CO-GWAS: A co-occurrence graph based GWAS System

Palash Sethi, Pranjal Bhaskare, Anurag Sahoo, Shailesh Kumar
November 2021
PDF
Mathematical description of COGWAS score
Type
Patent

Research Background :

The tool provides a novel methodology and system for Genome Wide Association Studies (GWAS). In this work, we create large scaled multiprocessing systems which can map genotypes to phenotypes. Phenotypes are defined as observed physical attributes of an organism. Within a specie, phenotypes differ between multiple organisms due to the genotype, which is defined as the gene sequence of the organism. Finding mapping between genotypes and phenotypes is the holygrail of biology due to the following reasons:

  1. Generate novel causal hypothesis regarding biological pathways that affect physical trait of the organism.

  2. Results of GWAS can be used to predict an individual’s biological proclivity towards certain diseases through their gene sequence. For example, this can be used to predict future diseases that a new born child might have.

  3. Genes which have a considerable effect on phenotype can be used to engineer crops with desired properties.

This tool maps genotype to phenotype, by taking VCF files as input. The tool then transforms the VCF file into a suitable format for generating the probability with which each position in the genome affects the target phenotype

Claims:

The core problem which GWAS addresses is that gene sequence is very large and it is not clear which part of the gene or which alleles in the gene are responsible for which phenotype. The solution for this problem involves reducing the number of ‘candidate alleles’ which have a correlation with the phenotype. In prior art, p-value is used as a metric to shortlist a set of causal genes that affect phenotype. In our system, we present the following claims:

  1. We formulate a new metric for quantifying the goodness of a candidate allele to be correlated with phenotype.
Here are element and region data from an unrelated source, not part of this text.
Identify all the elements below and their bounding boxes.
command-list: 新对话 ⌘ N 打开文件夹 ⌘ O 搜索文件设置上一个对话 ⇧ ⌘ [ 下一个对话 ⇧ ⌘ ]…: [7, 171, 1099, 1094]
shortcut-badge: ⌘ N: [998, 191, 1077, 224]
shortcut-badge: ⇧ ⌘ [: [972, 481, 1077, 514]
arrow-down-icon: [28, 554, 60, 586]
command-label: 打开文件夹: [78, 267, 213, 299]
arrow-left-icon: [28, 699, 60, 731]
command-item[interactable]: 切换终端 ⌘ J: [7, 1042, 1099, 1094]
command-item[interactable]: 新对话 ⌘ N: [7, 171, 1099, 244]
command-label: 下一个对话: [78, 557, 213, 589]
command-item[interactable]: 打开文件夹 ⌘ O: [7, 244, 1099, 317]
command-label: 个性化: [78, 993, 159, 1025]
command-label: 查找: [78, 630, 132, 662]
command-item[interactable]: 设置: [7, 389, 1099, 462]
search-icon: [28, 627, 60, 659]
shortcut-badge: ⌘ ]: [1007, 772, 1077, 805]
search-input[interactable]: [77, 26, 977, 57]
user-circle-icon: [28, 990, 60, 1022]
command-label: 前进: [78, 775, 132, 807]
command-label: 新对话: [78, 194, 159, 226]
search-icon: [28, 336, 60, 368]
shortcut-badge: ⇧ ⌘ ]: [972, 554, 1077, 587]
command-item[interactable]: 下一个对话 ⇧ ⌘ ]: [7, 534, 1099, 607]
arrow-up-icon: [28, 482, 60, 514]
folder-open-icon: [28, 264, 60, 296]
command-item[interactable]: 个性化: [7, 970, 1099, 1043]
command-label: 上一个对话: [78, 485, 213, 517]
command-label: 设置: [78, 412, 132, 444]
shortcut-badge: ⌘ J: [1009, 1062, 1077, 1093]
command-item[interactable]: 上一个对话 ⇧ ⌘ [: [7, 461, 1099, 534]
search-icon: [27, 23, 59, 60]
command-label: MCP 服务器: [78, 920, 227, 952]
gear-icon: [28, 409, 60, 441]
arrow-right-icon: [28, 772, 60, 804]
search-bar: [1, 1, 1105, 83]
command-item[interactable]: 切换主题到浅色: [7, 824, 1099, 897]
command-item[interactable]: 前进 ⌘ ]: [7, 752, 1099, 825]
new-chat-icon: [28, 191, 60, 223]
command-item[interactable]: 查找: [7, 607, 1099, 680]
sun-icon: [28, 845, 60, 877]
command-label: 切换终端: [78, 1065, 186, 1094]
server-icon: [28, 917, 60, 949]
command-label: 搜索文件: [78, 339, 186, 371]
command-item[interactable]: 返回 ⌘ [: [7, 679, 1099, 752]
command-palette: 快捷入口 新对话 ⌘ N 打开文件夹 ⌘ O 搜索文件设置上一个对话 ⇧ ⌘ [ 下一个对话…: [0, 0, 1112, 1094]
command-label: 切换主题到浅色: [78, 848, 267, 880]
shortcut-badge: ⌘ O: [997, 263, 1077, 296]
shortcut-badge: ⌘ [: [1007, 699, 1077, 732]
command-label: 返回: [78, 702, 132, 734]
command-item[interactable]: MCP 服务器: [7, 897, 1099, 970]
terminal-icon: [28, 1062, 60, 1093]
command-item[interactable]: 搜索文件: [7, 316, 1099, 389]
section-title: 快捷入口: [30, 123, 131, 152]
  2. We provide a methodology that evaluates the individual allele goodness quantification method by using the top k such candidates produced by the method, build a prediction model only using those features and compare the accuracy of the prediction.

  3. Our approach in claim 1 is shown to be doing significantly better than p-value (the prior art) w.r.t. the method proposed in claim 2.

  4. We have also come up with a very efficient and scalable pipeline using big-data computing for compressing the traditional data into a binary format, generating the candidate scores, and evaluating the top candidates efficiently.